Мелькнула водная гладь — Амсанкт. Черта приграничья, чернь и холод — перед входом.
Нет, не так.
Чернь, холод и что-то алое, что падает в него — неторопливо, один лепесток за другим.
Лепестки летят, украшают черную воду — будто ткут ей свадебный убор. Взвиваются в небо, которому всегда не хватает солнца на этой тропе.
Оседают, будто весенний снег в медных волосах, на зеленом хитоне той, которая в задумчивости сидит на берегу, глядясь в черные воды и пальцем выводя какую-то линию.
Нет.
Коварная Надежда ударила — наотмашь в сердце, отняла дыхание. И я молчал — перебарывая желание заговорить. Смотрел — борясь с желанием подойти и коснуться.
Не мог ни верить, не надеяться.
Потому что знал — кто пришел в ее теле.
И не хотел ее видеть.
«Уходи», — почти сложились губы.
Она обернулась — и танец у горы Парнас, и гранатовый поцелуй, и ее улыбка в доме смертного — обрушились на меня тяжелее неба.
— Радуйся, Ананка моя, — сказала, улыбаясь.
Распрямилась, отбрасывая медные локоны, тихо подошла, чтобы коснуться щеки.
Это было больнее — чем Серпом Крона.
— Это не ты…
Что мне сказать? Радуйся, Элпис-Надежда, не хочешь ли у меня теперь за плечами обосноваться?!
— Радуйся… — замерзли губы, не в силах выговорить чужое имя. В зелени глаз таилась — пещера, где мы впервые встретились, и ее истошный плач над смертным мужем, и годы ожиданий, но это ничего, это совсем ничего, за зимой всегда приходит весна…
— Ты хочешь мальчика или девочку? — прошептала она, когда я начал стискивать ее в объятиях. — Как думаешь — у нас еще есть время, чтобы воспитать детей, теперь, когда…
Из-за плеч у нее… нет, просто отовсюду — звенел смех.
Ласковый, теплый.
«Вы думали — я как сестра, — звенел он. — Думали — я всегда отбираю что-то, если что-то дарю… Нет, любимчик… любимица… Неужели вы считали — я буду сидеть в этом холодном чертоге и вращать какую-то ось. Радуйтесь, я ухожу. Чтобы быть всегда и со всеми. В огнях. В песнях. Со всеми вами. До самого конца.
Ибо бывает так, что мир можно преобразить, лишь отдав себя ему до конца.

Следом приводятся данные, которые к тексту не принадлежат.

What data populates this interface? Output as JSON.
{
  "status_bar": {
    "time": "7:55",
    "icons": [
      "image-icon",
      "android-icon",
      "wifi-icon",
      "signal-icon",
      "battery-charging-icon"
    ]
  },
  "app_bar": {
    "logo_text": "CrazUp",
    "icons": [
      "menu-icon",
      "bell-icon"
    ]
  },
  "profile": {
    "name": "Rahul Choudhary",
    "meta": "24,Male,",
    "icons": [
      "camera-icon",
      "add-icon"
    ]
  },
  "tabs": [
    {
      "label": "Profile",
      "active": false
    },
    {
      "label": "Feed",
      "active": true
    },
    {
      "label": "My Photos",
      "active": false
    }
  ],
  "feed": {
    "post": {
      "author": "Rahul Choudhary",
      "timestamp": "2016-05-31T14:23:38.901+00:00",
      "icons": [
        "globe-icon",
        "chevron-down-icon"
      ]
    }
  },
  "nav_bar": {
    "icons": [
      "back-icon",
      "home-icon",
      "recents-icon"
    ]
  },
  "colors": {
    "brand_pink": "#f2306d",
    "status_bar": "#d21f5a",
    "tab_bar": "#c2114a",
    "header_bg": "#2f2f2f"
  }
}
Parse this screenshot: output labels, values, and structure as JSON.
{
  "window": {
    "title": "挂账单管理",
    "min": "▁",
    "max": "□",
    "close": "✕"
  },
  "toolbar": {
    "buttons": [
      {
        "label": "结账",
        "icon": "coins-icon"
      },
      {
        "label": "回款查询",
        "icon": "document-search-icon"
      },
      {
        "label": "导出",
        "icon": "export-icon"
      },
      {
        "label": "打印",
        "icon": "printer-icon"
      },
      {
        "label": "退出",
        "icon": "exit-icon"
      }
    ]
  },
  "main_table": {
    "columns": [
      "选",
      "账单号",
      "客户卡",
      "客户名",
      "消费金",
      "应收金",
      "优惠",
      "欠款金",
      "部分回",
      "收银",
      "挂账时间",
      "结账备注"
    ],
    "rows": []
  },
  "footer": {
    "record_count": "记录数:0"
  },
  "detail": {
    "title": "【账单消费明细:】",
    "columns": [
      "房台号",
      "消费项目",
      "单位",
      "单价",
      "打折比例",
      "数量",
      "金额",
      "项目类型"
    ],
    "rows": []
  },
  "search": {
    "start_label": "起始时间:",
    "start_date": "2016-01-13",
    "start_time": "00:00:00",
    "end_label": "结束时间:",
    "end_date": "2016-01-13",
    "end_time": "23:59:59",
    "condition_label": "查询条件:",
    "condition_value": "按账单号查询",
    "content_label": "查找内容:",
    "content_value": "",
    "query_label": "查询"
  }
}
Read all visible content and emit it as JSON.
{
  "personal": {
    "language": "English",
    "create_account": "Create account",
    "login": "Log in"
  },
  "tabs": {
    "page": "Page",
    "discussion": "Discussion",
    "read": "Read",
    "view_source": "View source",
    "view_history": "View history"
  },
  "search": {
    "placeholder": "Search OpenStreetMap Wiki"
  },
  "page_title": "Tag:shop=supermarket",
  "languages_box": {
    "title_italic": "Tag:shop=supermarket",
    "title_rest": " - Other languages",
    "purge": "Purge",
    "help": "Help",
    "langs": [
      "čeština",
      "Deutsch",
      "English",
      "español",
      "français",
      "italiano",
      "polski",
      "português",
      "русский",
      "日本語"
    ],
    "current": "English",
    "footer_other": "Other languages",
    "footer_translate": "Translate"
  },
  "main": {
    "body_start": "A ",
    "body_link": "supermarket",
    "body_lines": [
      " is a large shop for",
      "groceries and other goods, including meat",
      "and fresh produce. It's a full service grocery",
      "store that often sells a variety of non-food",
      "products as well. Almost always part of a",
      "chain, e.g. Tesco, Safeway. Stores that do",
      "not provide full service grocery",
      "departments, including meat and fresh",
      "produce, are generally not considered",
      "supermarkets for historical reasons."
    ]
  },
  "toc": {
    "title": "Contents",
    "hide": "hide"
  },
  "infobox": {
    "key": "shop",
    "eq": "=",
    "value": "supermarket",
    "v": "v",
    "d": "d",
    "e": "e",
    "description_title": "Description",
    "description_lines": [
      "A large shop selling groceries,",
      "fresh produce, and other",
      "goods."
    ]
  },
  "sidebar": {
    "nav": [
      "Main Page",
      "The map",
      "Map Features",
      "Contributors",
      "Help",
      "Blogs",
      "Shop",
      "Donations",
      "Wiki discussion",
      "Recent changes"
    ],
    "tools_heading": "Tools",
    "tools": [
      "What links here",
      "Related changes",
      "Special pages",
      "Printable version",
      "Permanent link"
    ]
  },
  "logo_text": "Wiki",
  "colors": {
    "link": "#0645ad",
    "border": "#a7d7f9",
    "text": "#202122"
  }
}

Ты рассказал мне это. И я теперь всегда буду рядом…».
Персефона шептала что-то мне в плечо — о матери, о царстве, о том, что она бы мне дочку родила, а то сыновей пока больше… Но я молчал.
Смутно понимая, что слышу эту — которая теперь везде — в последний раз так.
«Но ты придешь?» — спросил я ее.
«Вместе с иной верой, — откликнулось эхо издалека. — Когда бог вновь станет смертным. А смертный — богом. Я приду с новой эпохой…»
«И она будет лучше? Милосерднее?!»
«Я надеюсь на это…»
— Пойдем… домой? — шепнула весна в моих объятиях.
Я кивнул: пойдем. И поторопимся, а то кто там знает — сколько у нас теперь времени.
Мельком взглянул на свое отражение в озере — кажется, поймал, уходя, завистливый взгляд.
«У тебя всё не так начиналось, — сказал я ответным взглядом. — Надеюсь, у тебя хотя бы кончилось всё как следует».
У меня вот началось правильно. И правильно кончилось.
Вот все и кончилось.
Ветер воцарившейся повсюду Элпис-Надежды, беременной новой верой, треплет волосы, срывает цвет с граната и покрывает черную воду озера алыми лепестками, отчего вода кажется чуточку легкомысленной.
Черные спутанные пряди мешаются с медными: базальт и лава, Эреб и Флегетон. Впереди крепнет приветственный, захлёбывающийся лай черного пса — мира, в который вернулся хозяин. Я, Аид-невидимка, не спеша ступаю рядом с женой, мой мир несётся навстречу — радостным щенком, который так долго ждал хозяйской руки. Иногда взвизгивает — неумело, но радостно.
И если так — разве могло быть иначе?!